是的。如果我能以傑克最後的評論為基礎就好了。交易的重點是為我們提供資金，以便在 24 年和 25 年及以後進行投資，我們確實需要進行這些投資，以便透過在正確的環境中評估前 2、3 種化合物來最大化價值創造，並在競爭環境中積極評估它們，同時考慮所有下游商業考慮和監管環境、排他性和定價等。因此，毫無疑問，我們將增加支出，但我認為這將提高我們的生產力並最大限度地創造價值。

Our focus is not immediately on [hoarding] the capital, but at the same time, obviously, we'll make data-driven decisions and we have lots of internal checks and balances to make sure that if we do so and that we do so in close alignment with a compelling strategy.
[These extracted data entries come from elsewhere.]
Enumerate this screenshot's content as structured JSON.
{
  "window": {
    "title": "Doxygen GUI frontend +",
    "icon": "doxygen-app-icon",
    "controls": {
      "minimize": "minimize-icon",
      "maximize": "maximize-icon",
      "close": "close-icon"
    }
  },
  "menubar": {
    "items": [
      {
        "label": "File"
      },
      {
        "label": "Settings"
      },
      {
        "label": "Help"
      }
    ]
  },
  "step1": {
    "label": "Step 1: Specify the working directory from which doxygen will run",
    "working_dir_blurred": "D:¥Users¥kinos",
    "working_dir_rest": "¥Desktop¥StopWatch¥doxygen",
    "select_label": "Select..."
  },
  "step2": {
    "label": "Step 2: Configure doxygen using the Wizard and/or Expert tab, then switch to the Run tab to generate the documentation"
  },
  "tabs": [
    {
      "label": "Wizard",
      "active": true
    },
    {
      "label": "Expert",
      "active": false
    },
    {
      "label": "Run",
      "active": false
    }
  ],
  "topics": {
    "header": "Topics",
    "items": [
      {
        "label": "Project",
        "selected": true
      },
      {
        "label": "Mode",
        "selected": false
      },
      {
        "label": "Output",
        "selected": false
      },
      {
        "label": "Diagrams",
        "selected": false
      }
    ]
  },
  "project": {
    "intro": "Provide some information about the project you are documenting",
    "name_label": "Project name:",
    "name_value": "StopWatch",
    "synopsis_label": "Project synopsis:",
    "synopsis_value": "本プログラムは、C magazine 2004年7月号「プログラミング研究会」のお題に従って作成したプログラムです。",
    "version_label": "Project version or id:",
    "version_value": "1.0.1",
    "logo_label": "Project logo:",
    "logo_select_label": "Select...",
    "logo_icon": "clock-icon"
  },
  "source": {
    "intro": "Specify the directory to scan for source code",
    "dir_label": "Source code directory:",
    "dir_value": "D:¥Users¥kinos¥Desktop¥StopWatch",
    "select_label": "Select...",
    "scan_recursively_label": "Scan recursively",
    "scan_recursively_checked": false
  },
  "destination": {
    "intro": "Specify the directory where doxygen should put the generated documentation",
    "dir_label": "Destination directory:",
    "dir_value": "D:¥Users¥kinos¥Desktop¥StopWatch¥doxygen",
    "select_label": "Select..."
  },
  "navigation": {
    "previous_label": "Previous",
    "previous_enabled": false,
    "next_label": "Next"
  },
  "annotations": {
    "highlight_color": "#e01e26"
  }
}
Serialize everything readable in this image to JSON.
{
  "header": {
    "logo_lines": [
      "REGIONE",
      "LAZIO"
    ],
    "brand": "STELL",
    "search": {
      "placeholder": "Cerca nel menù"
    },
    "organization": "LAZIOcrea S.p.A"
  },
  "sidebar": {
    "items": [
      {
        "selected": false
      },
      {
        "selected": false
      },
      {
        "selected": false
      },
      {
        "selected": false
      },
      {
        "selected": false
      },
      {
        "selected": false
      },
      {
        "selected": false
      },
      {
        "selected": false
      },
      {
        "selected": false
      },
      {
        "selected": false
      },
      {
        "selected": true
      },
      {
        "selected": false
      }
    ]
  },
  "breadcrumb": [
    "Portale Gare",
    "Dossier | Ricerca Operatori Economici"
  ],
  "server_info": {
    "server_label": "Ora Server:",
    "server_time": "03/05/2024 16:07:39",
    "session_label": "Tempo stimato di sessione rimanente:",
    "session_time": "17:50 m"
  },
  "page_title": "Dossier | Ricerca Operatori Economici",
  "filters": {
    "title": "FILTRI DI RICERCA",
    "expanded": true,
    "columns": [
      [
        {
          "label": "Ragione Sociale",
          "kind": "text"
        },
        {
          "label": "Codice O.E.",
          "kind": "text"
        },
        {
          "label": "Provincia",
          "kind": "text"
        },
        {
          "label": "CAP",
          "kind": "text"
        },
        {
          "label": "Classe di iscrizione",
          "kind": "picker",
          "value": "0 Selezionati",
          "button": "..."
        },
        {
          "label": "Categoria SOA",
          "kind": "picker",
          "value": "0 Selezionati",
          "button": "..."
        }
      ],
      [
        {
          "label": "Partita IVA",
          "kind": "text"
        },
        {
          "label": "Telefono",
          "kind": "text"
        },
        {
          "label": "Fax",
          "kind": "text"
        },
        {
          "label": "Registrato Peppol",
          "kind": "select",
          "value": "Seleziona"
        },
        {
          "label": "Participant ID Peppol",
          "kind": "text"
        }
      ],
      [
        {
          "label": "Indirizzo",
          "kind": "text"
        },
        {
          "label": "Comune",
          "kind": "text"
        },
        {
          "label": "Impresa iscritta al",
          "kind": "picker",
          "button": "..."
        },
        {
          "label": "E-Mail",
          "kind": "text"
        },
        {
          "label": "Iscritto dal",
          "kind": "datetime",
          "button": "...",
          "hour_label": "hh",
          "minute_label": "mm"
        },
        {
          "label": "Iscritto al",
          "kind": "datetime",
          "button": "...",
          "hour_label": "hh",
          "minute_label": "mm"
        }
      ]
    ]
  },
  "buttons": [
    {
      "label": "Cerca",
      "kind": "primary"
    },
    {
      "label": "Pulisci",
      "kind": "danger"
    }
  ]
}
我們的重點不是立即[囤積]資本，但同時，顯然，我們將做出數據驅動的決策，並且我們有大量的內部製衡，以確保我們這樣做以及我們這樣做與令人信服的戰略緊密結合。

And I would now like to turn the conference back to Dr. Mark Goldsmith for closing remarks.

現在我想請馬克‧戈德史密斯 (Mark Goldsmith) 博士致閉幕詞。

Thank you, operator. Thanks to everyone for participating today. We appreciate your continued support of Revolution Medicines.

謝謝你，接線生。感謝大家今天的參與。我們感謝您對 Revolution Medicines 的持續支持。

This concludes today's conference. Thank you for participating. You may now disconnect.

今天的會議到此結束。感謝您的參與。您現在可以斷開連線。